Don’t make the next step difficultJune 30, 2009
I got a replacement wireless access point a few weeks back. And like a good citizen, I tried to register my purchase on the Netgear website.
The screen shot below is part of their product registration page (there’s another section to the right that I didn’t capture, which is for Returning users with existing login details):
So, what’s wrong with this, you might ask? In summary, neither the process nor the ‘call to action’ are clear. Specifically:
- The Registration button in the navigation bar returns you to this page.
- The Activate your support contract(s) link returns you to this page. Huh?
- The Continue button. What Continue button? Yep, it’s hard to see but it’s below the text in the same font size and color as the body text.

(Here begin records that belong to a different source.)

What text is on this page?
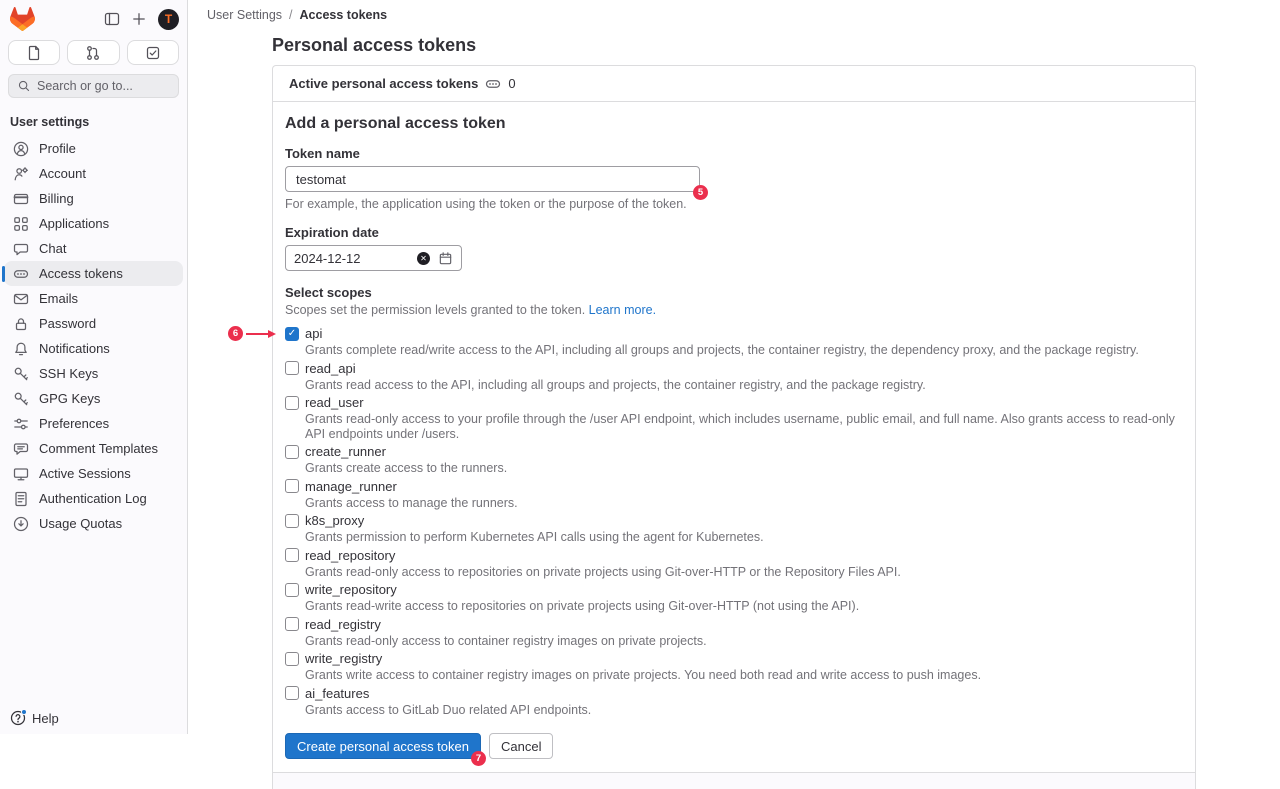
T
Search or go to...
User settings
Profile
Account
Billing
Applications
Chat
Access tokens
Emails
Password
Notifications
SSH Keys
GPG Keys
Preferences
Comment Templates
Active Sessions
Authentication Log
Usage Quotas
Help
User Settings / Access tokens
Personal access tokens
Active personal access tokens 0
Add a personal access token
Token name
testomat
5
For example, the application using the token or the purpose of the token.
Expiration date
2024-12-12	✕
Select scopes
Scopes set the permission levels granted to the token. Learn more.
6	✓ api
Grants complete read/write access to the API, including all groups and projects, the container registry, the dependency proxy, and the package registry.
read_api
Grants read access to the API, including all groups and projects, the container registry, and the package registry.
read_user
Grants read-only access to your profile through the /user API endpoint, which includes username, public email, and full name. Also grants access to read-only API endpoints under /users.
create_runner
Grants create access to the runners.
manage_runner
Grants access to manage the runners.
k8s_proxy
Grants permission to perform Kubernetes API calls using the agent for Kubernetes.
read_repository
Grants read-only access to repositories on private projects using Git-over-HTTP or the Repository Files API.
write_repository
Grants read-write access to repositories on private projects using Git-over-HTTP (not using the API).
read_registry
Grants read-only access to container registry images on private projects.
write_registry
Grants write access to container registry images on private projects. You need both read and write access to push images.
ai_features
Grants access to GitLab Duo related API endpoints.
Create personal access token
7
Cancel
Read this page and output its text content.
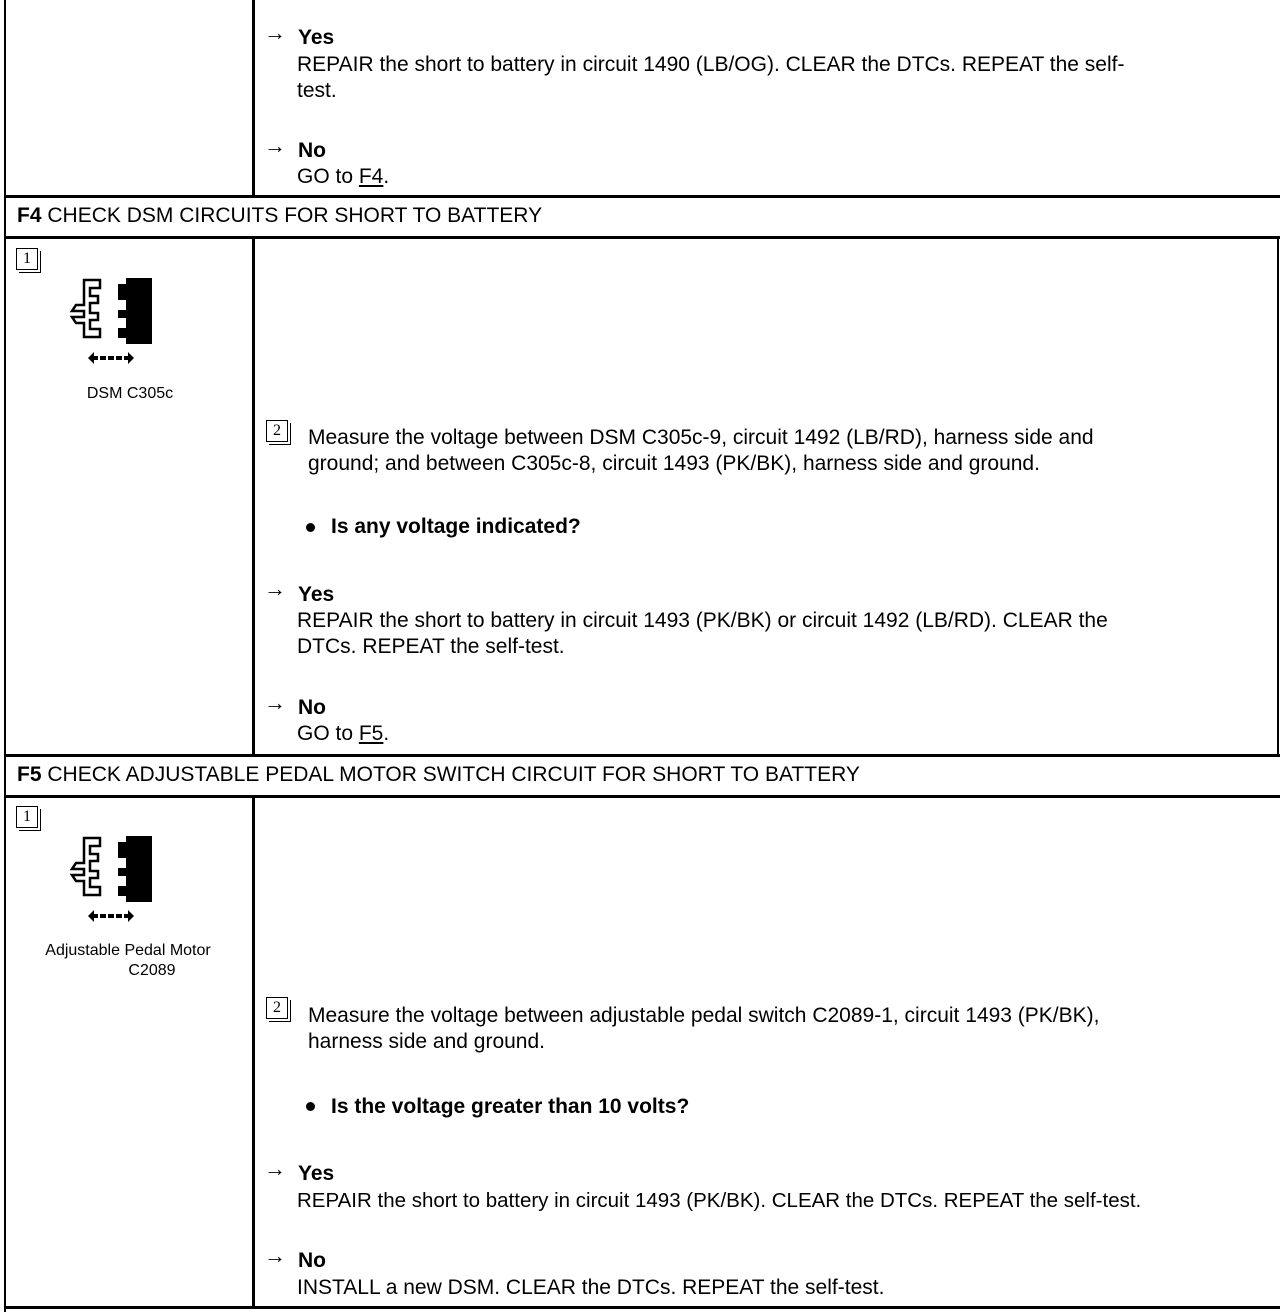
→ Yes
REPAIR the short to battery in circuit 1490 (LB/OG). CLEAR the DTCs. REPEAT the self-
test.
→ No
GO to F4.
F4 CHECK DSM CIRCUITS FOR SHORT TO BATTERY
1
DSM C305c
2	Measure the voltage between DSM C305c-9, circuit 1492 (LB/RD), harness side and
ground; and between C305c-8, circuit 1493 (PK/BK), harness side and ground.
Is any voltage indicated?
→ Yes
REPAIR the short to battery in circuit 1493 (PK/BK) or circuit 1492 (LB/RD). CLEAR the
DTCs. REPEAT the self-test.
→ No
GO to F5.
F5 CHECK ADJUSTABLE PEDAL MOTOR SWITCH CIRCUIT FOR SHORT TO BATTERY
1
Adjustable Pedal Motor
C2089
2	Measure the voltage between adjustable pedal switch C2089-1, circuit 1493 (PK/BK),
harness side and ground.
Is the voltage greater than 10 volts?
→ Yes
REPAIR the short to battery in circuit 1493 (PK/BK). CLEAR the DTCs. REPEAT the self-test.
→ No
INSTALL a new DSM. CLEAR the DTCs. REPEAT the self-test.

The background color is so faint that on certain monitors in certain light conditions this button is almost impossible to see. In fact, I refreshed this page, clicked all the other options (some even twice) before I even saw it! When I clicked on it I was taken to page 1 of 4 for registering my product (more on that in a moment…).
A new user to this site is likely to give up because just starting the registration process is difficult to do. By the way, why does it takes FOUR pages plus this front page to register a Netgear product? It’s not a bank loan! No wonder people don’t register — they’d get turned off even if they found and clicked the Continue button.

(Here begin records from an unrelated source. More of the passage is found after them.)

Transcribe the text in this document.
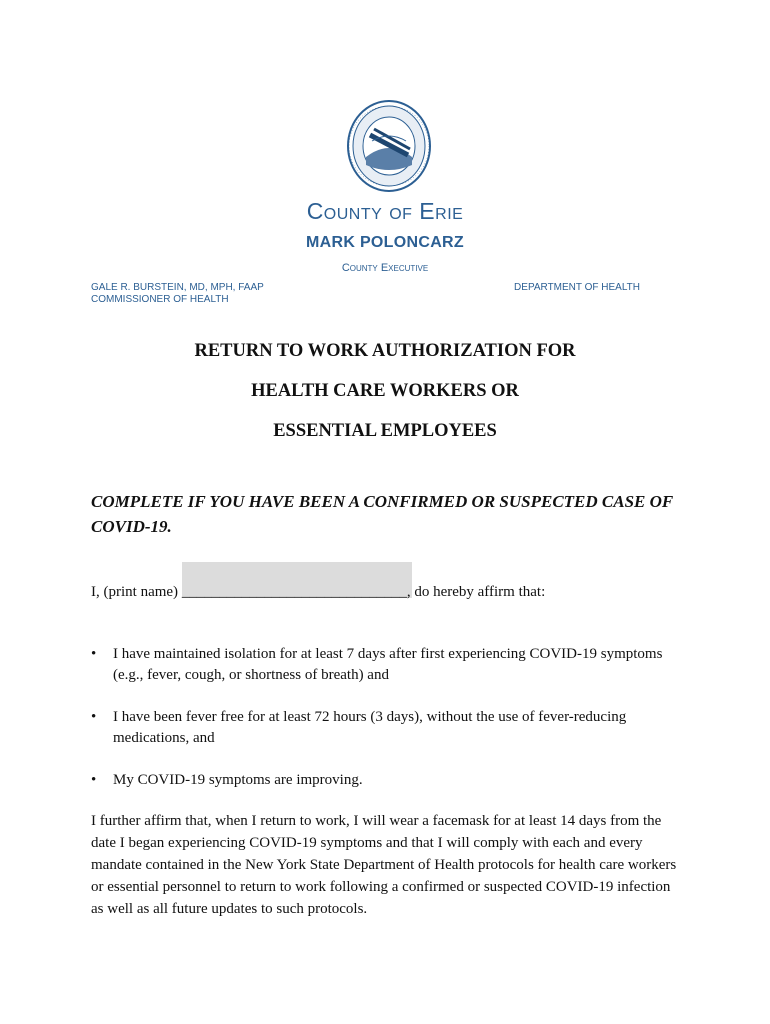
County of Erie
MARK POLONCARZ
County Executive
GALE R. BURSTEIN, MD, MPH, FAAP
COMMISSIONER OF HEALTH
DEPARTMENT OF HEALTH
RETURN TO WORK AUTHORIZATION FOR
HEALTH CARE WORKERS OR
ESSENTIAL EMPLOYEES
COMPLETE IF YOU HAVE BEEN A CONFIRMED OR SUSPECTED CASE OF COVID-19.
I, (print name) ______________________________, do hereby affirm that:
• I have maintained isolation for at least 7 days after first experiencing COVID-19 symptoms (e.g., fever, cough, or shortness of breath) and
• I have been fever free for at least 72 hours (3 days), without the use of fever-reducing medications, and
• My COVID-19 symptoms are improving.
I further affirm that, when I return to work, I will wear a facemask for at least 14 days from the date I began experiencing COVID-19 symptoms and that I will comply with each and every mandate contained in the New York State Department of Health protocols for health care workers or essential personnel to return to work following a confirmed or suspected COVID-19 infection as well as all future updates to such protocols.
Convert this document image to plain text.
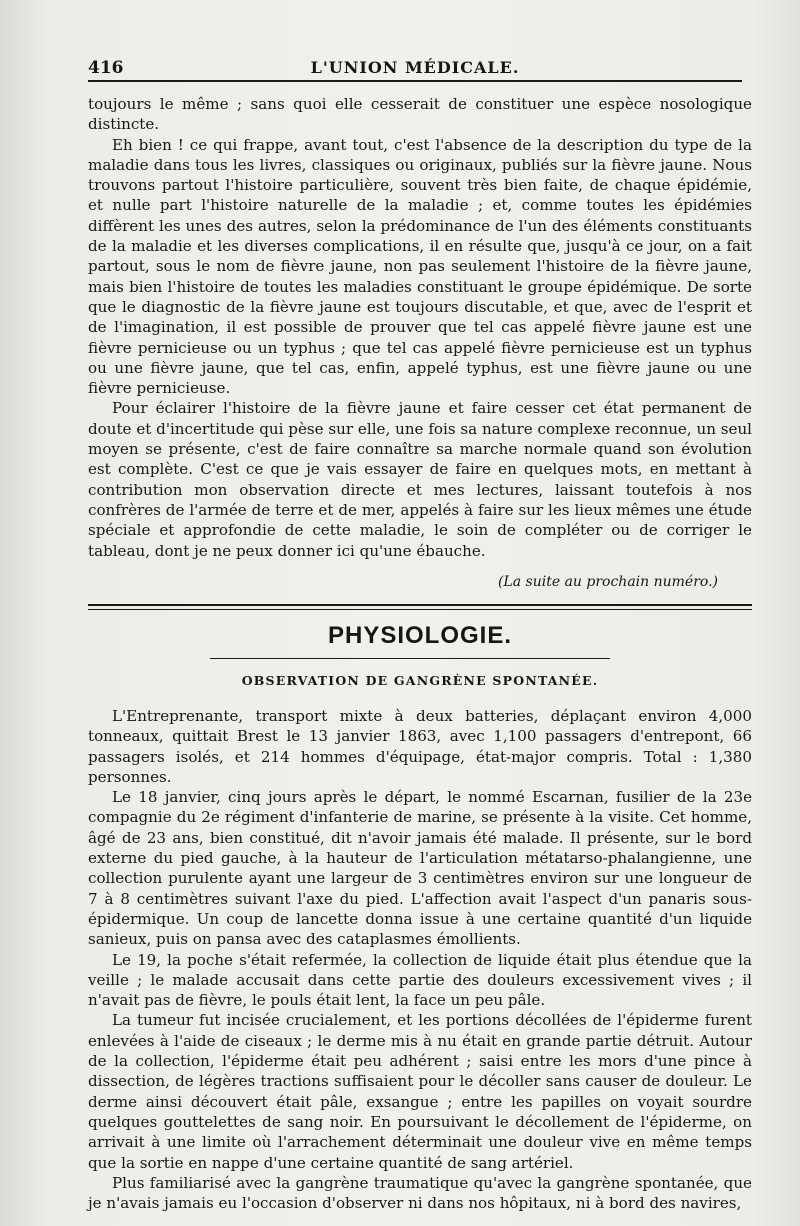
416	L'UNION MÉDICALE.

toujours le même ; sans quoi elle cesserait de constituer une espèce nosologique distincte.

Eh bien ! ce qui frappe, avant tout, c'est l'absence de la description du type de la maladie dans tous les livres, classiques ou originaux, publiés sur la fièvre jaune. Nous trouvons partout l'histoire particulière, souvent très bien faite, de chaque épidémie, et nulle part l'histoire naturelle de la maladie ; et, comme toutes les épidémies diffèrent les unes des autres, selon la prédominance de l'un des éléments constituants de la maladie et les diverses complications, il en résulte que, jusqu'à ce jour, on a fait partout, sous le nom de fièvre jaune, non pas seulement l'histoire de la fièvre jaune, mais bien l'histoire de toutes les maladies constituant le groupe épidémique. De sorte que le diagnostic de la fièvre jaune est toujours discutable, et que, avec de l'esprit et de l'imagination, il est possible de prouver que tel cas appelé fièvre jaune est une fièvre pernicieuse ou un typhus ; que tel cas appelé fièvre pernicieuse est un typhus ou une fièvre jaune, que tel cas, enfin, appelé typhus, est une fièvre jaune ou une fièvre pernicieuse.

Pour éclairer l'histoire de la fièvre jaune et faire cesser cet état permanent de doute et d'incertitude qui pèse sur elle, une fois sa nature complexe reconnue, un seul moyen se présente, c'est de faire connaître sa marche normale quand son évolution est complète. C'est ce que je vais essayer de faire en quelques mots, en mettant à contribution mon observation directe et mes lectures, laissant toutefois à nos confrères de l'armée de terre et de mer, appelés à faire sur les lieux mêmes une étude spéciale et approfondie de cette maladie, le soin de compléter ou de corriger le tableau, dont je ne peux donner ici qu'une ébauche.

(La suite au prochain numéro.)
PHYSIOLOGIE.
OBSERVATION DE GANGRÈNE SPONTANÉE.

L'Entreprenante, transport mixte à deux batteries, déplaçant environ 4,000 tonneaux, quittait Brest le 13 janvier 1863, avec 1,100 passagers d'entrepont, 66 passagers isolés, et 214 hommes d'équipage, état-major compris. Total : 1,380 personnes.

Le 18 janvier, cinq jours après le départ, le nommé Escarnan, fusilier de la 23e compagnie du 2e régiment d'infanterie de marine, se présente à la visite. Cet homme, âgé de 23 ans, bien constitué, dit n'avoir jamais été malade. Il présente, sur le bord externe du pied gauche, à la hauteur de l'articulation métatarso-phalangienne, une collection purulente ayant une largeur de 3 centimètres environ sur une longueur de 7 à 8 centimètres suivant l'axe du pied. L'affection avait l'aspect d'un panaris sous-épidermique. Un coup de lancette donna issue à une certaine quantité d'un liquide sanieux, puis on pansa avec des cataplasmes émollients.

Le 19, la poche s'était refermée, la collection de liquide était plus étendue que la veille ; le malade accusait dans cette partie des douleurs excessivement vives ; il n'avait pas de fièvre, le pouls était lent, la face un peu pâle.

La tumeur fut incisée crucialement, et les portions décollées de l'épiderme furent enlevées à l'aide de ciseaux ; le derme mis à nu était en grande partie détruit. Autour de la collection, l'épiderme était peu adhérent ; saisi entre les mors d'une pince à dissection, de légères tractions suffisaient pour le décoller sans causer de douleur. Le derme ainsi découvert était pâle, exsangue ; entre les papilles on voyait sourdre quelques gouttelettes de sang noir. En poursuivant le décollement de l'épiderme, on arrivait à une limite où l'arrachement déterminait une douleur vive en même temps que la sortie en nappe d'une certaine quantité de sang artériel.

Plus familiarisé avec la gangrène traumatique qu'avec la gangrène spontanée, que je n'avais jamais eu l'occasion d'observer ni dans nos hôpitaux, ni à bord des navires,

- Show progress towards completion. [Netgear did this on the four registration pages, but there was nothing on the initial page that helped.]
- Commands: Not all form actions are equal. Reset, Cancel, Go Back rarely need to be used, so can be omitted or relegated to lesser importance using faded color, smaller size, etc. Primary actions directly responsible for form submission include Submit, Continue, Next, Save etc. Make these larger or a brighter color to emphasize their importance, and align such that they are part of the clear path to completion.
Just making the Continue button larger, with a different (brighter) background color, and different font size to the rest of the page would’ve helped — a lot.
To restate my mantra — courtesy of Steve Krug: “Don’t make me think!”